The Knutson Dam Improvement Project in Pennington included the removal of the old dam and replacing it with rock-arch rapids. That will improve water flow and the habitats for fish and other aquatic species between Cass Lake and Lake Winnibigoshish.
“There are many benefits to the removal of the previous dam and the construction: directly, we’ll be able to enhance over 30 miles of the river and enhance 72,000 acres of lake habitat between Cass and Winnie,” said Darla Lenz, Chippewa National Forest Supervisor, in a speech on Thursday. “It’s vital to our local economies, vital to our aquatic ecosystems, certainly vital to the Leech Lake Band of Ojibwe, and vital to the drinking water and other benefits that are provided to the public from here to the Gulf of Mexico.”

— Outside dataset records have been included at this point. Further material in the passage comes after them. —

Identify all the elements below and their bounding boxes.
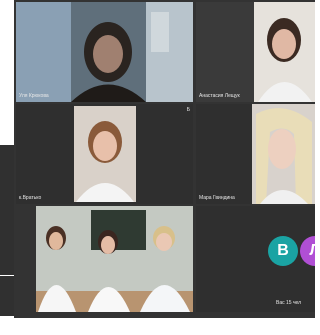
avatar-letter: В bbox=[277, 242, 289, 259]
video-tile-participant-4[interactable]: Мара Гвиндина bbox=[196, 104, 315, 204]
video-tile-participant-1[interactable]: Уля Крюкова bbox=[16, 2, 193, 102]
avatar-l: Л bbox=[300, 236, 315, 266]
participant-2-video bbox=[196, 2, 315, 102]
video-tile-participant-2[interactable]: Анастасия Лещук bbox=[196, 2, 315, 102]
participant-badge: Б bbox=[186, 107, 190, 113]
participant-name: Анастасия Лещук bbox=[199, 93, 240, 99]
participant-3-video bbox=[16, 104, 193, 204]
participant-name: Мара Гвиндина bbox=[199, 195, 235, 201]
participant-5-video bbox=[36, 206, 193, 312]
participant-1-video bbox=[16, 2, 193, 102]
video-grid: Уля Крюкова Анастасия Лещук Б к.Вратько bbox=[14, 0, 315, 318]
participant-4-video bbox=[196, 104, 315, 204]
avatar-letter: Л bbox=[309, 242, 315, 259]
participant-name: Уля Крюкова bbox=[19, 93, 49, 99]
video-tile-participant-3[interactable]: Б к.Вратько bbox=[16, 104, 193, 204]
video-tile-participants-group[interactable]: В Л Вас 15 чел bbox=[196, 206, 315, 312]
participant-name: к.Вратько bbox=[19, 195, 42, 201]
participants-count-label: Вас 15 чел bbox=[276, 300, 302, 306]
avatar-v: В bbox=[268, 236, 298, 266]
video-tile-participant-5[interactable] bbox=[36, 206, 193, 312]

Before the ceremonial ribbon-cutting, awards were presented to the partners of the project: the Leech Lake Band of Ojibwe, Otter Tail Power and the Minnesota Department of Natural Resources.
“We couldn’t have done this work without our partners, and it’s really been a cooperative effort along the way,” Lenz said.
Amanda Hillman, a stream resource coordinator with the DNR, added that “funding came from the Lessard-Sams Outdoor Heritage Council. This is our taxpayer dollars at work and they’re funding great projects like this one.”
Costs for the Knutson Dam Improvement Project total about $1.2 million.
Constructed by the U.S. Corps of Engineers, Knutson Dam was transferred to the Forest Service in 1926, according to the U.S. Forest Service website.
The restoration project was given the Collaborative Aquatic Stewardship Award from the U.S. Forest Service for “the significance of the project in terms of the design, the impacts but also because of the creativity in pulling together the partnerships,” Lenz said.
“It’s great to see this project happening in an area on this scale in the state of Minnesota,” said Tony Standera, fisheries specialist with the Division of Fish and Wildlife at the DNR. “Hopefully this will be the first of many to come.”